Large language models (LLMs) exhibit inflated performance in scientific equation discovery due to spurious memorization of training data, undermining their true causal reasoning capability. To address this, we introduce LLM-SRBench—the first rigorous benchmark for symbolic regression, comprising 239 nontrivial equation discovery tasks spanning physics, chemistry, biology, and engineering. We propose a dual-path evaluation paradigm: LSR-Transform (assessing robustness to algebraic form transformations) and LSR-Synth (evaluating de novo symbolic synthesis), with test cases generated via domain-informed physical modeling and memory-free symbolic synthesis. Comprehensive evaluation across state-of-the-art models—including GPT, Llama, and Qwen—reveals a maximum symbolic accuracy of only 31.5%, confirming severe limitations in causal and compositional reasoning. LLM-SRBench thus establishes a new authoritative standard for evaluating LLMs in scientific discovery.
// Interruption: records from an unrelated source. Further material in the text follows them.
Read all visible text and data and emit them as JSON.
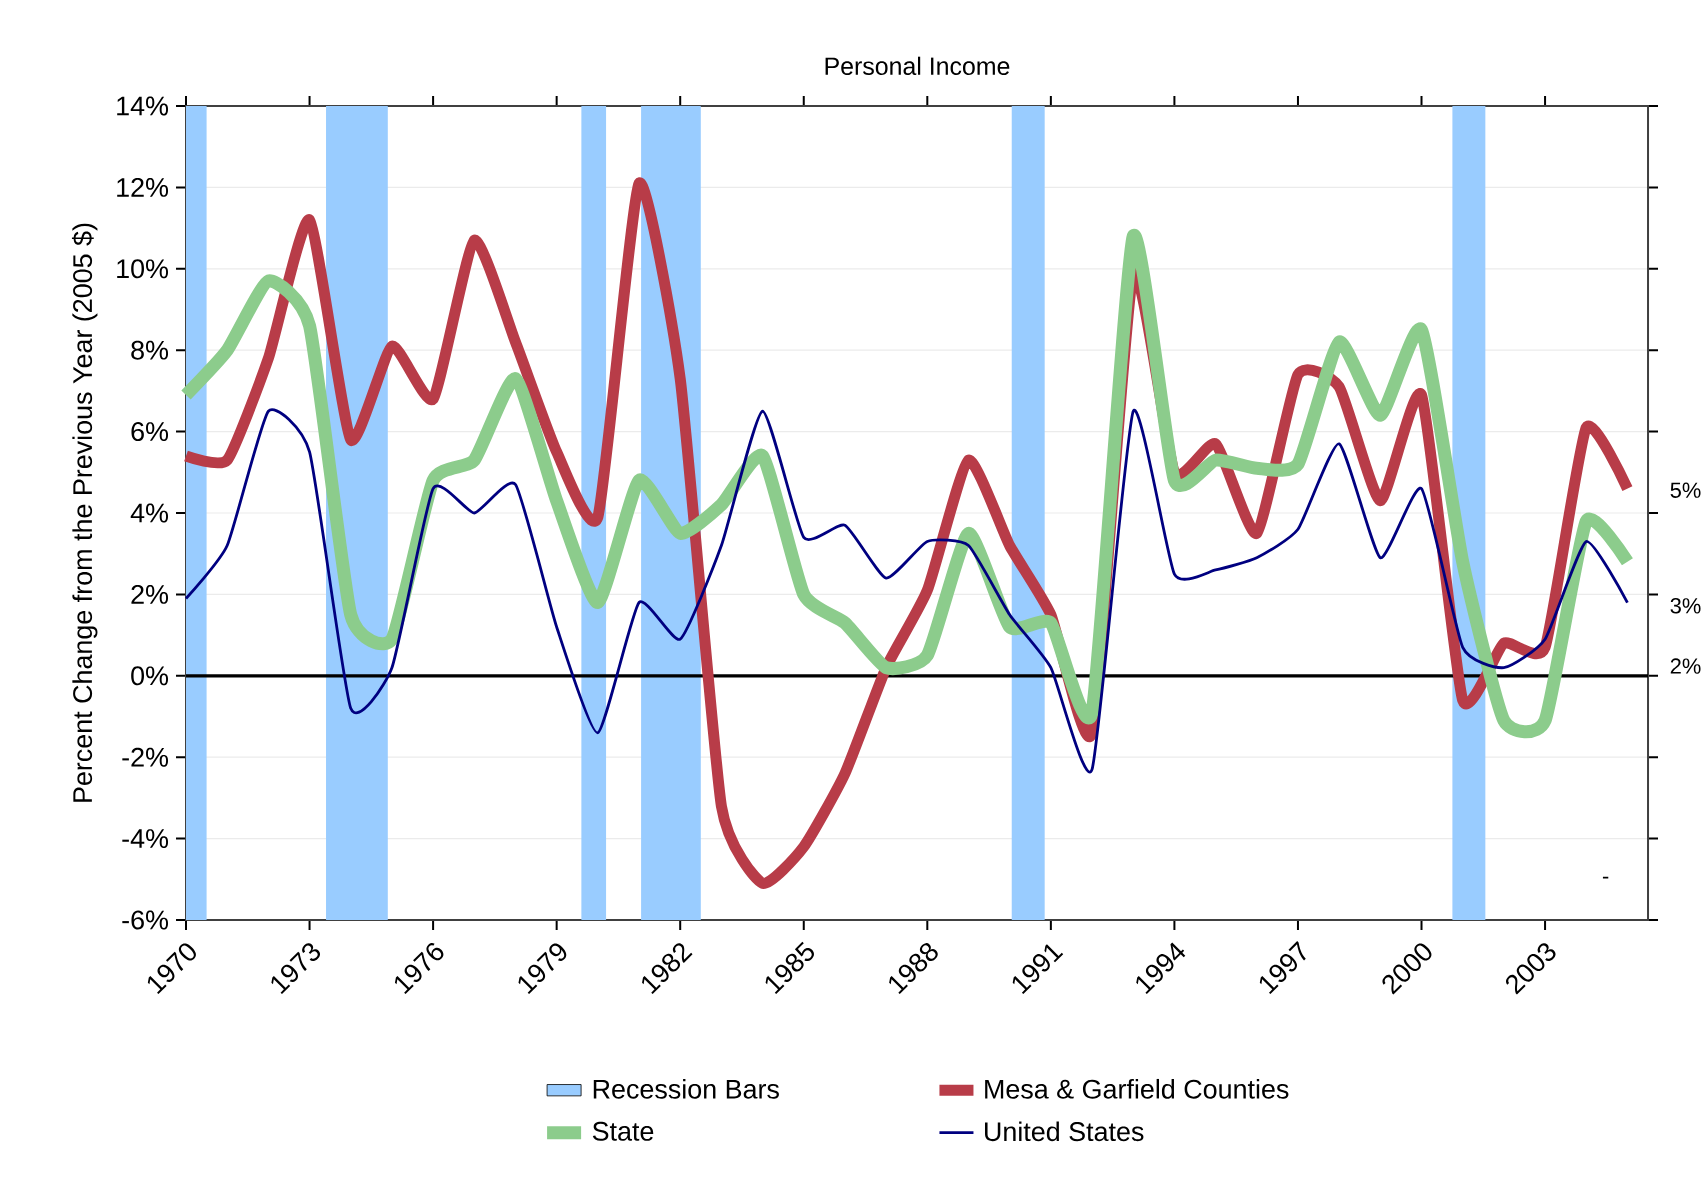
{
  "chart_data": {
    "type": "line",
    "title": "Personal Income",
    "ylabel": "Percent Change from the Previous Year (2005 $)",
    "x": [
      1970,
      1971,
      1972,
      1973,
      1974,
      1975,
      1976,
      1977,
      1978,
      1979,
      1980,
      1981,
      1982,
      1983,
      1984,
      1985,
      1986,
      1987,
      1988,
      1989,
      1990,
      1991,
      1992,
      1993,
      1994,
      1995,
      1996,
      1997,
      1998,
      1999,
      2000,
      2001,
      2002,
      2003,
      2004,
      2005
    ],
    "series": [
      {
        "name": "Mesa & Garfield Counties",
        "color": "#b83c48",
        "values": [
          5.4,
          5.3,
          7.8,
          11.2,
          5.8,
          8.1,
          6.8,
          10.7,
          8.2,
          5.5,
          3.9,
          12.1,
          7.3,
          -3.2,
          -5.1,
          -4.2,
          -2.4,
          0.2,
          2.1,
          5.3,
          3.2,
          1.5,
          -1.4,
          9.9,
          5.0,
          5.7,
          3.5,
          7.4,
          7.1,
          4.3,
          6.9,
          -0.6,
          0.8,
          0.7,
          6.1,
          4.6
        ]
      },
      {
        "name": "State",
        "color": "#8ccc8c",
        "values": [
          6.9,
          8.0,
          9.7,
          8.6,
          1.5,
          0.9,
          4.8,
          5.3,
          7.3,
          4.3,
          1.8,
          4.8,
          3.5,
          4.2,
          5.4,
          2.0,
          1.3,
          0.2,
          0.5,
          3.5,
          1.2,
          1.3,
          -0.9,
          10.8,
          4.8,
          5.3,
          5.1,
          5.2,
          8.2,
          6.4,
          8.5,
          2.8,
          -1.1,
          -1.1,
          3.8,
          2.8
        ]
      },
      {
        "name": "United States",
        "color": "#000080",
        "values": [
          1.9,
          3.2,
          6.5,
          5.5,
          -0.8,
          0.2,
          4.6,
          4.0,
          4.7,
          1.2,
          -1.4,
          1.8,
          0.9,
          3.2,
          6.5,
          3.4,
          3.7,
          2.4,
          3.3,
          3.2,
          1.5,
          0.2,
          -2.3,
          6.5,
          2.5,
          2.6,
          2.9,
          3.6,
          5.7,
          2.9,
          4.6,
          0.7,
          0.2,
          0.9,
          3.3,
          1.8
        ]
      }
    ],
    "bands": [
      {
        "axis": "x",
        "from": 1970,
        "to": 1970.5,
        "label": "Recession Bars",
        "color": "#99ccff"
      },
      {
        "axis": "x",
        "from": 1973.4,
        "to": 1974.9,
        "color": "#99ccff"
      },
      {
        "axis": "x",
        "from": 1979.6,
        "to": 1980.2,
        "color": "#99ccff"
      },
      {
        "axis": "x",
        "from": 1981.05,
        "to": 1982.5,
        "color": "#99ccff"
      },
      {
        "axis": "x",
        "from": 1990.05,
        "to": 1990.85,
        "color": "#99ccff"
      },
      {
        "axis": "x",
        "from": 2000.75,
        "to": 2001.55,
        "color": "#99ccff"
      }
    ],
    "ref_lines": [
      {
        "axis": "y",
        "value": 0,
        "color": "#000000"
      }
    ],
    "annotations": [
      "5%",
      "3%",
      "2%",
      "-"
    ],
    "xlim": [
      1970,
      2005.5
    ],
    "xticks": [
      1970,
      1973,
      1976,
      1979,
      1982,
      1985,
      1988,
      1991,
      1994,
      1997,
      2000,
      2003
    ],
    "ylim": [
      -6,
      14
    ],
    "yticks": [
      {
        "value": -6,
        "label": "-6%"
      },
      {
        "value": -4,
        "label": "-4%"
      },
      {
        "value": -2,
        "label": "-2%"
      },
      {
        "value": 0,
        "label": "0%"
      },
      {
        "value": 2,
        "label": "2%"
      },
      {
        "value": 4,
        "label": "4%"
      },
      {
        "value": 6,
        "label": "6%"
      },
      {
        "value": 8,
        "label": "8%"
      },
      {
        "value": 10,
        "label": "10%"
      },
      {
        "value": 12,
        "label": "12%"
      },
      {
        "value": 14,
        "label": "14%"
      }
    ],
    "grid": "y",
    "legend": "bottom",
    "marker": "none",
    "line_style": "solid"
  }
}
Scientific equation discovery is a fundamental task in the history of scientific progress, enabling the derivation of laws governing natural phenomena. Recently, Large Language Models (LLMs) have gained interest for this task due to their potential to leverage embedded scientific knowledge for hypothesis generation. However, evaluating the true discovery capabilities of these methods remains challenging, as existing benchmarks often rely on common equations that are susceptible to memorization by LLMs, leading to inflated performance metrics that do not reflect discovery. In this paper, we introduce LLM-SRBench, a comprehensive benchmark with 239 challenging problems across four scientific domains specifically designed to evaluate LLM-based scientific equation discovery methods while preventing trivial memorization. Our benchmark comprises two main categories: LSR-Transform, which transforms common physical models into less common mathematical representations to test reasoning beyond memorized forms, and LSR-Synth, which introduces synthetic, discovery-driven problems requiring data-driven reasoning. Through extensive evaluation of several state-of-the-art methods, using both open and closed LLMs, we find that the best-performing system so far achieves only 31.5% symbolic accuracy. These findings highlight the challenges of scientific equation discovery, positioning LLM-SRBench as a valuable resource for future research.